У меня не было друзей, кроме меня самого. Моя мама думала, что я обязан стать какой-нибудь легендой, а мой отец пил. Наверное, для того, чтобы у его детей была по-настоящему красивая и грустная история. Мои фальшивые приятели каждый день говорили, что я неудачник, и они были правы.
Твои волосы стали красными. Джош, я не знаю, как мог влюбиться в тебя, потому что это не то, чего я хотел. Ты пришёл в мою комнату и сказал:
— Прости, рокер, кажется, моё сердце потерялось в ванной… а ещё что-то попало в глаз.
Ты весь вечер прорыдал в мои колени. Я обнимал тебя за плечи, не зная, почему не могу плакать так же. Всё было плохо. Всё было по-ублюдски отвратительно. Я пел тебе все песни, которые слышал на радио, но ни одна из них не была о чём-то личном. О чём-то, что происходило между нами.
Я спросил тебя:
— Что это такое?
А ты ответил:
— Я не знаю.
И мы ничего не могли с этим поделать.
Иногда мне хотелось вернуться в тот вечер и не выступать. Ты бы не сел ко мне на диванчик. Мы бы не заговорили. Ты бы свалил к ебеням, если бы я тогда правда попытался тебя оттолкнуть, да? Наверное, нам просто нужно было разобраться в себе. Найти какие-нибудь ответы, подогнать, как в тесте, к которому ты не готовился. Может быть, что-нибудь да сошлось.
Ты лежал на асфальте. На старой баскетбольной площадке. Я купил тебе чипсы и сигареты. Ты сказал:
— Знаешь, меня переебало.
— Знаешь, меня тоже, — и я не лгал.
Мы всё ещё виделись в коридоре, но теперь я тоже был один. Ты здоровался первым, а мне хотелось сбежать. Ты называл меня рокером, а я на самом деле любил хип-хоп. У тебя были красные волосы, а я боролся со стенкой в надежде стать хотя бы кем-то. Кем-то большим, чем просто «ничего», хотя я знал, что тебе этого было достаточно, но тишина — это спутница смерти.
Знаешь, пару дней назад я нашёл твоё сердце в ванной. Теперь оно бьётся у меня в груди, но, видимо, это не имеет никакого значения. Кофта вся провоняла дымом твоих сигарет.

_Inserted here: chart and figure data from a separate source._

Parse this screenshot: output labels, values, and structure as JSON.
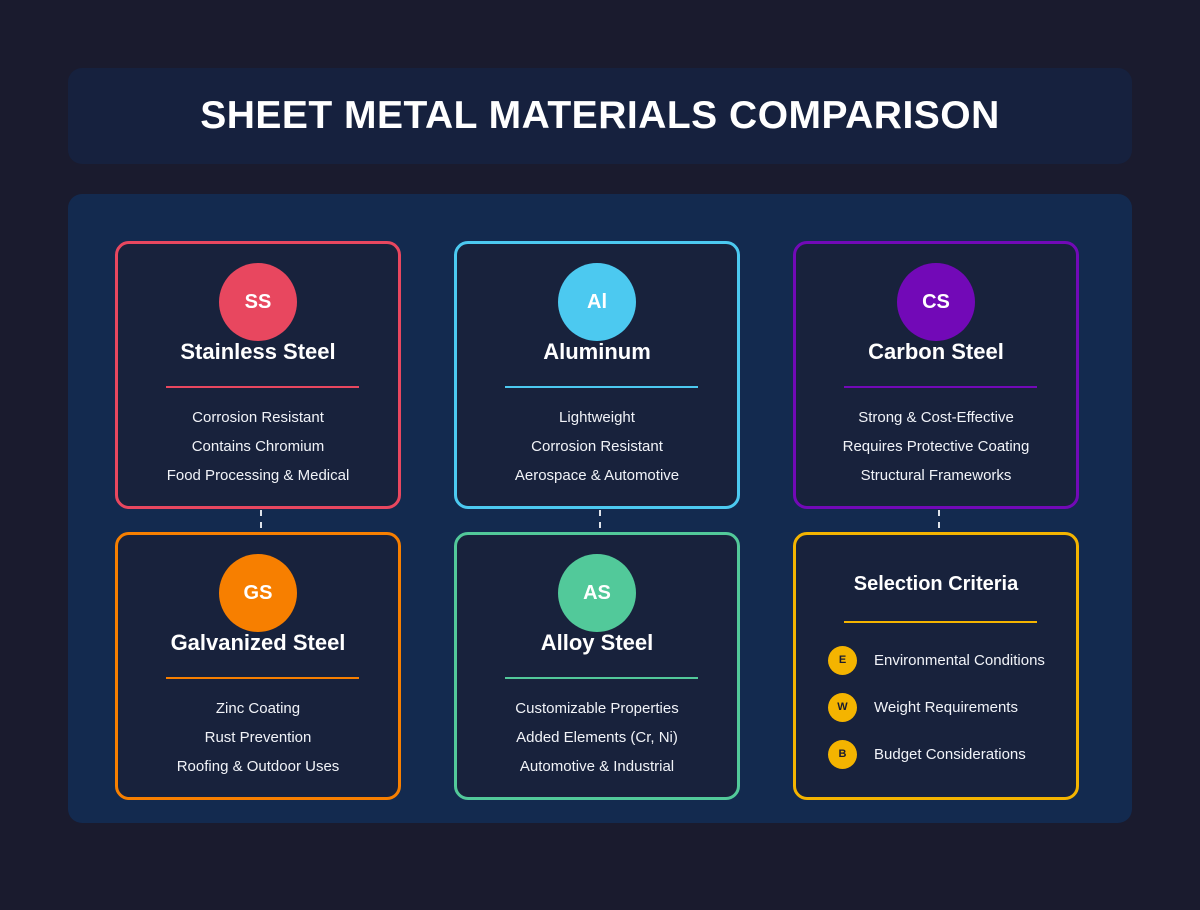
{
  "title": "SHEET METAL MATERIALS COMPARISON",
  "materials": [
    {
      "abbr": "SS",
      "name": "Stainless Steel",
      "color": "#e8475f",
      "features": [
        "Corrosion Resistant",
        "Contains Chromium",
        "Food Processing & Medical"
      ]
    },
    {
      "abbr": "Al",
      "name": "Aluminum",
      "color": "#4cc9f0",
      "features": [
        "Lightweight",
        "Corrosion Resistant",
        "Aerospace & Automotive"
      ]
    },
    {
      "abbr": "CS",
      "name": "Carbon Steel",
      "color": "#7209b7",
      "features": [
        "Strong & Cost-Effective",
        "Requires Protective Coating",
        "Structural Frameworks"
      ]
    },
    {
      "abbr": "GS",
      "name": "Galvanized Steel",
      "color": "#f77f00",
      "features": [
        "Zinc Coating",
        "Rust Prevention",
        "Roofing & Outdoor Uses"
      ]
    },
    {
      "abbr": "AS",
      "name": "Alloy Steel",
      "color": "#52c99a",
      "features": [
        "Customizable Properties",
        "Added Elements (Cr, Ni)",
        "Automotive & Industrial"
      ]
    }
  ],
  "criteria": {
    "title": "Selection Criteria",
    "color": "#f4b400",
    "items": [
      {
        "letter": "E",
        "label": "Environmental Conditions"
      },
      {
        "letter": "W",
        "label": "Weight Requirements"
      },
      {
        "letter": "B",
        "label": "Budget Considerations"
      }
    ]
  }
}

Я лежал на асфальте. А звёзды били в глаза. Ты не пришёл сегодня. Ты не пришёл вчера.
Я сказал:
— Эй, хип-хопер, залезай в мою тачку, — и открыл дверь.
Ты даже не спросил, куда мы едем. Просто включил радио, и играла какая-то старомодная песня, которую не застали даже мои родители. И она была о чём-то слишком личном. Наверное, даже не о смысле существования и скорой смерти. Наверное, даже не о чём-то, что я мог выразить словами.
Ты подпел:
— Возьми мою руку, возьми в придачу всю мою жизнь.
У меня на задних сидениях была гитара, на передних — мы. Я попросил сделать песню погромче, потому что тишина — это синоним страха.